Indeed - that becomes a much more involved discussion than pure performance and can’t easily be resolved with tables and measurements. Nonetheless, I do think it’s nice to have the foundation of Julia bioinfo packages be so fast that people would not be turned away from implementing highly performance-sensitive tools it in, like a short-read aligner or an assembler.
W.r.t the broader implicaitons of Julia, first notice the absolute timings. On my laptop, Julia crunches 3.6 million reads/sec uncompressed and something like 1.6 m/s compressed. It’s hard to think of a real-life application where any useful work could be done so quick that these timings matter much.

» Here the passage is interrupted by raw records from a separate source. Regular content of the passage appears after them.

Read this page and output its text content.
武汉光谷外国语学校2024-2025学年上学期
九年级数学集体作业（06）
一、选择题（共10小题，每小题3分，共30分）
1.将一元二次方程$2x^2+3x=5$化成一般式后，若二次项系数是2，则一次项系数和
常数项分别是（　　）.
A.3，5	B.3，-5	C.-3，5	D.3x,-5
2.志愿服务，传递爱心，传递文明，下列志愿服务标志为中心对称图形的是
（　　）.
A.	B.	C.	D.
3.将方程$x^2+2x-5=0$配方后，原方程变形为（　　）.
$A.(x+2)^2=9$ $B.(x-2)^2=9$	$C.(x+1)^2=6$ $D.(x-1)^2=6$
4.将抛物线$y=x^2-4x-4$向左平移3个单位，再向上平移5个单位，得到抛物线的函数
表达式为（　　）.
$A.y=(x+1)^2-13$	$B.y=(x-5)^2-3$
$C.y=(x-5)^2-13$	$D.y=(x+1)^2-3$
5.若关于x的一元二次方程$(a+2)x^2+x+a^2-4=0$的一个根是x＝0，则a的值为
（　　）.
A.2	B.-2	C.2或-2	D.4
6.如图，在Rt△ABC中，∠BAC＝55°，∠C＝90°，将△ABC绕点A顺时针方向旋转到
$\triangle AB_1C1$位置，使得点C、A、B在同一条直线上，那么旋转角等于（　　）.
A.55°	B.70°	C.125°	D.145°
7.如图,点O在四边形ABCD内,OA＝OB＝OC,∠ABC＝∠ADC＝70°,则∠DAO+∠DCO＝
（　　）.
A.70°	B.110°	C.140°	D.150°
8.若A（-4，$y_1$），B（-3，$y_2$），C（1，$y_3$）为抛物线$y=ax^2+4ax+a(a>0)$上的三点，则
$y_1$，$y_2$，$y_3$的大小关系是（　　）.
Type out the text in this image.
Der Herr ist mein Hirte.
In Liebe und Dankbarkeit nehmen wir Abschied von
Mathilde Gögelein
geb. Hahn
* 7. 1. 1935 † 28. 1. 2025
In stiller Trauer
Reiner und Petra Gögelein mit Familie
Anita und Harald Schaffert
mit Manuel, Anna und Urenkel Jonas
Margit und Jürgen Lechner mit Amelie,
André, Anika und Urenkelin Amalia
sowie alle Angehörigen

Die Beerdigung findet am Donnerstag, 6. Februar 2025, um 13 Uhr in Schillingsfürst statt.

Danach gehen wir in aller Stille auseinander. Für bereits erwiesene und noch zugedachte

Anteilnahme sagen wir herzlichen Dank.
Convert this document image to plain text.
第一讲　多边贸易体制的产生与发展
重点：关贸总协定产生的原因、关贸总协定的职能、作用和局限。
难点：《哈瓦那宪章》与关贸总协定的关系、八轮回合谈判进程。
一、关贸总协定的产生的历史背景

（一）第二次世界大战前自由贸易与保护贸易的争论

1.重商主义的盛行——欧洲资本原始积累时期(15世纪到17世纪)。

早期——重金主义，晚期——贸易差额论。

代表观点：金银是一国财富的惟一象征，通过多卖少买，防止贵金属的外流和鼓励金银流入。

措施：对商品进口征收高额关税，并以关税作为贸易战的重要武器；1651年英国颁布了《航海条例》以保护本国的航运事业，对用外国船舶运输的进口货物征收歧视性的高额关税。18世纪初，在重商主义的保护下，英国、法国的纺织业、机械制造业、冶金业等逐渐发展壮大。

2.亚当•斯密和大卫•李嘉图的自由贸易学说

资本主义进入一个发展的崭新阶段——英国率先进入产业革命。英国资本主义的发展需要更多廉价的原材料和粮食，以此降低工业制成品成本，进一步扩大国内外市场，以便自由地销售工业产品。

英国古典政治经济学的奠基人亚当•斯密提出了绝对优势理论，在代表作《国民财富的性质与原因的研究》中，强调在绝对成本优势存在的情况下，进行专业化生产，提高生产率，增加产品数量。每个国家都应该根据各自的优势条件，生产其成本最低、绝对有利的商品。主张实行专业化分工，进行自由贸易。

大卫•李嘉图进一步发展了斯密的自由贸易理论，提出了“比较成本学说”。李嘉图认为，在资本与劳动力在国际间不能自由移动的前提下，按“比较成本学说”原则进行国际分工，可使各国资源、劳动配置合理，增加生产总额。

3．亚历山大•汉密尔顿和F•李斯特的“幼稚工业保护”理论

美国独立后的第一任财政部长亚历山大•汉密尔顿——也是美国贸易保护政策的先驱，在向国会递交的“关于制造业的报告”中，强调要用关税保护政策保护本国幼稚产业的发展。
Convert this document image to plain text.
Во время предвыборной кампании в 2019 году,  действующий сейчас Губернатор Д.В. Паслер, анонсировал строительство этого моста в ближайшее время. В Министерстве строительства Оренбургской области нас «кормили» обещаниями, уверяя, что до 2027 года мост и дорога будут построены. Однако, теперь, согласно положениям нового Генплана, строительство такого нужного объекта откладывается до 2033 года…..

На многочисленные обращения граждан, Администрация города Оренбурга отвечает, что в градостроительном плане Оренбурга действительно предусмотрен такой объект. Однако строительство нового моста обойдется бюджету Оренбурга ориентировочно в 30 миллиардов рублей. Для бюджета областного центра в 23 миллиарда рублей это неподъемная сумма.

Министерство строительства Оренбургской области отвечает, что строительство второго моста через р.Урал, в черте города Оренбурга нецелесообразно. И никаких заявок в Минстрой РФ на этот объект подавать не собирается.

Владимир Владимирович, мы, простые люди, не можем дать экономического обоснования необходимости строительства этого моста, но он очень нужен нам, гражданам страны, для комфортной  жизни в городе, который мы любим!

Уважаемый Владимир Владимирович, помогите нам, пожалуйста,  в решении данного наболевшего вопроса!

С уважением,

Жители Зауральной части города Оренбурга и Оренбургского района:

Second, I think it’s very instructive to compare the approach to FASTQ parsing represented by klib.h vs FASTX.jl. Have a look at the source. FASTX implements its parser through a high-level description of the FASTQ format thanks to Automa and lets the machine figure out most of the gritty details. In contrast, look at the C code, here the entire parsing is written by hand. I know which parser I’d rather write myself, and which parser I’d trust results from (assuming Automa itself is well tested). Also, I had some fun trying to break the parsers by seeing what kind of broken FASTQ files they would accept. Unsurprisingly, FASTX’s parser is more robust (because it’s failsafe by design!).